Om is the sacred word – the Mantra – used widely in the Vedas and Upanishads. People chant it several times particularly at the beginning and the end of any spiritual act or recitation. Those who follow yogic traditions, engage in prayers, worship or perform religious rituals also do the same. Since the practice is continuing for the past 5 thousand years, it could claim to be the most popular word passing unpolluted and un-spoiled across centuries. The word appears to have attracted the attention of all sections of oriental society – scholars, elites, politicos, thinkers, commoners, advertisers, researchers, professionals and the linguists. Westerners have also shown interest in discovering the value of the word.
Om is also described as Shabda Brahma, the eternal sound.

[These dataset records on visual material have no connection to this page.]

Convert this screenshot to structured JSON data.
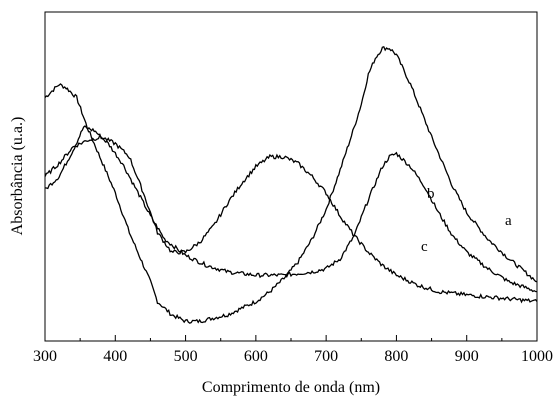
{
  "chart_data": {
    "type": "line",
    "xlabel": "Comprimento de onda (nm)",
    "ylabel": "Absorbância (u.a.)",
    "xlim": [
      300,
      1000
    ],
    "ylim": [
      0,
      1
    ],
    "x_ticks": [
      "300",
      "400",
      "500",
      "600",
      "700",
      "800",
      "900",
      "1000"
    ],
    "y_ticks_labeled": false,
    "grid": false,
    "series": [
      {
        "name": "a",
        "x": [
          300,
          310,
          320,
          330,
          345,
          360,
          380,
          400,
          420,
          440,
          450,
          460,
          480,
          500,
          520,
          540,
          560,
          580,
          600,
          620,
          640,
          660,
          680,
          700,
          720,
          740,
          750,
          760,
          770,
          780,
          790,
          800,
          820,
          850,
          880,
          900,
          930,
          960,
          1000
        ],
        "y": [
          0.74,
          0.76,
          0.78,
          0.77,
          0.74,
          0.65,
          0.55,
          0.45,
          0.33,
          0.23,
          0.18,
          0.12,
          0.08,
          0.06,
          0.06,
          0.07,
          0.08,
          0.1,
          0.12,
          0.15,
          0.19,
          0.24,
          0.31,
          0.4,
          0.52,
          0.65,
          0.72,
          0.81,
          0.86,
          0.89,
          0.89,
          0.87,
          0.78,
          0.62,
          0.47,
          0.39,
          0.31,
          0.25,
          0.18
        ]
      },
      {
        "name": "b",
        "x": [
          300,
          320,
          340,
          355,
          370,
          390,
          410,
          430,
          450,
          470,
          500,
          530,
          560,
          600,
          640,
          680,
          700,
          720,
          740,
          760,
          780,
          790,
          800,
          820,
          840,
          860,
          880,
          900,
          930,
          960,
          1000
        ],
        "y": [
          0.46,
          0.5,
          0.58,
          0.65,
          0.64,
          0.6,
          0.54,
          0.46,
          0.38,
          0.31,
          0.26,
          0.23,
          0.21,
          0.2,
          0.2,
          0.21,
          0.22,
          0.25,
          0.32,
          0.43,
          0.53,
          0.56,
          0.57,
          0.53,
          0.47,
          0.39,
          0.32,
          0.27,
          0.22,
          0.18,
          0.15
        ]
      },
      {
        "name": "c",
        "x": [
          300,
          320,
          340,
          360,
          380,
          400,
          420,
          440,
          460,
          480,
          500,
          520,
          540,
          560,
          580,
          600,
          620,
          640,
          660,
          680,
          700,
          720,
          740,
          760,
          780,
          800,
          830,
          860,
          900,
          950,
          1000
        ],
        "y": [
          0.5,
          0.54,
          0.59,
          0.61,
          0.62,
          0.6,
          0.56,
          0.45,
          0.33,
          0.27,
          0.27,
          0.3,
          0.35,
          0.42,
          0.48,
          0.53,
          0.56,
          0.56,
          0.54,
          0.5,
          0.45,
          0.38,
          0.32,
          0.27,
          0.23,
          0.2,
          0.17,
          0.15,
          0.14,
          0.13,
          0.12
        ]
      }
    ]
  }
}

Sound in the Vedas has high value marked by three dimensions: the idea of an object, the presence of a speaker, and the subtle form of ether.
According to the symbol dictionary, the word Om (aum) is the primordial sound by which the earth was created – a similar concept to the Greek Logos. It symbolizes unfolding or expansion when pronounced, it begins in the lungs, and ends on the lips. The symbol representing Om is called the Omkar, and has four parts, representing the four states of human awareness, which the Mandukya Upanishad refers to are: waking, dreaming, deep sleep and turya (the fourth state which is the state of enlightenment or the transcendental state, the stage of total bliss, SatChitAnanda wherein the duality of subject and object ceases to exist.).
Sanskrit scholars take Om to be both a sound and a symbol, very rich in meaning and depth. Their explanation: when pronounced with deep breath the word sounds like AUM consisting of four syllables – A, U, M and the silent syllable. Its written and heard form often indicates only Om. The connotation and meaning of Om is also varied. Although Aum and Om are same, people perceive them differently.
One scholar describes Om as expression of Atman (self within) and Brahman (ultimate reality, entirety of the universe, truth, divine, supreme spirit, cosmic principles, knowledge). Some find in Om representation of the holy trinity of the Hindu Gods – Brahma, Vishnu and Shiva.
Om has also been described as the first expression which symbolizes creation of the earth. That is why Om is regarded as Axyar the imperishable.